Страшная и прекрасная была та весна – от подспудной влюбленности в Блока и нежеланной любви названого брата Коленьки спас Гумилев – Николаем Чудотворцем предстал. И все, что было до него, отодвинулось куда-то в стаявшую, блоковскую зиму. В безмятежное детство мое уплыл Коленька. Туда, откуда пришел – в никуда, кажется, ушел Стенич. На фронт – военной сестрой Инна, а красавицы Зоя и Нина Владыкины миражом в пустыне оказались. Или показались?
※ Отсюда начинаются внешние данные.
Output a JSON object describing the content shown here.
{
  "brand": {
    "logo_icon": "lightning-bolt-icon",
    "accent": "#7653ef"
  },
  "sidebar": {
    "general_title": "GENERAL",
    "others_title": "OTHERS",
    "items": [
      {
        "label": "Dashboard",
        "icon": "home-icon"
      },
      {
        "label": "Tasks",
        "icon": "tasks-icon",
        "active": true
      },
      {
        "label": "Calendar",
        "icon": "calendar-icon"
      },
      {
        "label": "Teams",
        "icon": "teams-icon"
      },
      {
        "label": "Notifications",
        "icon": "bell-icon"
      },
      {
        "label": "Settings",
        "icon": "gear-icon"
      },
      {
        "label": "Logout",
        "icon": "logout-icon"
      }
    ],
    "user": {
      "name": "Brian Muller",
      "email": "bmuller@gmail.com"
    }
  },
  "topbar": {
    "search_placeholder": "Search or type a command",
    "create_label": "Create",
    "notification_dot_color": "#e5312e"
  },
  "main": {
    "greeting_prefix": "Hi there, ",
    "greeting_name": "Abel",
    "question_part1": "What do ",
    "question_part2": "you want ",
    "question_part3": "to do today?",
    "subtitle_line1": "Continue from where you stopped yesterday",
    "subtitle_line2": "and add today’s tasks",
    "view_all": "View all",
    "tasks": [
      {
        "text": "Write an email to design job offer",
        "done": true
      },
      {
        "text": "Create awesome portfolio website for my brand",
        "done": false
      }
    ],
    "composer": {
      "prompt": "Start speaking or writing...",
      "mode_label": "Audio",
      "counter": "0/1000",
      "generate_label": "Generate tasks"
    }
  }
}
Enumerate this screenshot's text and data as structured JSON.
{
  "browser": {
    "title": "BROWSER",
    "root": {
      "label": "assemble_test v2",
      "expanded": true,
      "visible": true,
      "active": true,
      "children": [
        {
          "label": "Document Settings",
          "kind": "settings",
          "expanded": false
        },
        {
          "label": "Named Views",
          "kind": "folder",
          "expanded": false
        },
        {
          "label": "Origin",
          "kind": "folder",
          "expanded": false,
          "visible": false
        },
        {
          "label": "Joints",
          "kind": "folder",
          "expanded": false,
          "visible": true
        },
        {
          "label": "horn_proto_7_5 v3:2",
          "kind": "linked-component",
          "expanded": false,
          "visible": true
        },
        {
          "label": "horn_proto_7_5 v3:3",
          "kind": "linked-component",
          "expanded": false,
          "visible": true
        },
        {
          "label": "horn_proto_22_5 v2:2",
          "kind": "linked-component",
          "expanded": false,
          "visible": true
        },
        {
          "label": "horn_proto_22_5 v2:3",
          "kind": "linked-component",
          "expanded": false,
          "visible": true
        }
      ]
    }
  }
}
Удивительно сезонные, календарные были эти два поэта в моей жизни: Блок, олицетворявший зиму, Гумилев – весну. Зимний, белый, прекрасный, печальный – один; озорной, по-весеннему веселый, легкомысленный, полный выдумок, затей, но и знаний – другой. Самый старший из всех моих друзей, Гумилев мне казался всех нас моложе. Пусть непостижимые, недостижимые, фантастические, как его Абиссиния и озеро Чад, его выдумки становились – силой его убедительности – доступными. Реальными. В какой-то день: «Сегодня начинаем путешествие по Петербургу – мы позорно плохо его знаем. Красота родного города привычна, как семья, как родной язык: случайностью рождения». И мы начинаем открывать Петербург. Потом вдруг: «Ботанический сад! Он всеми веснами теперь цветет и благоухает». И потекут чудесные дни Ботанического сада. В какой-то день по какому-то поводу я сказала, что мы два года прожили в Ротах161 – я была еще маленькая, лет восемь, девять, а может быть, и меньше. Почему мы вдруг в Ротах оказались, а потом к себе на Канал вернулись, спросить тогда еще не могла, а теперь и спрашивать некого. От тех дней по сие число лета Господня 1978‑го шестьдесят лет прошло, а те прогулки в ту мимолетную нашу и такую несоизмеримо-неравную дружбу я помню во всех подробностях. Как если б это было вчера. Только вчера она была мне понятна, а сегодня никак не могу ее себе объяснить.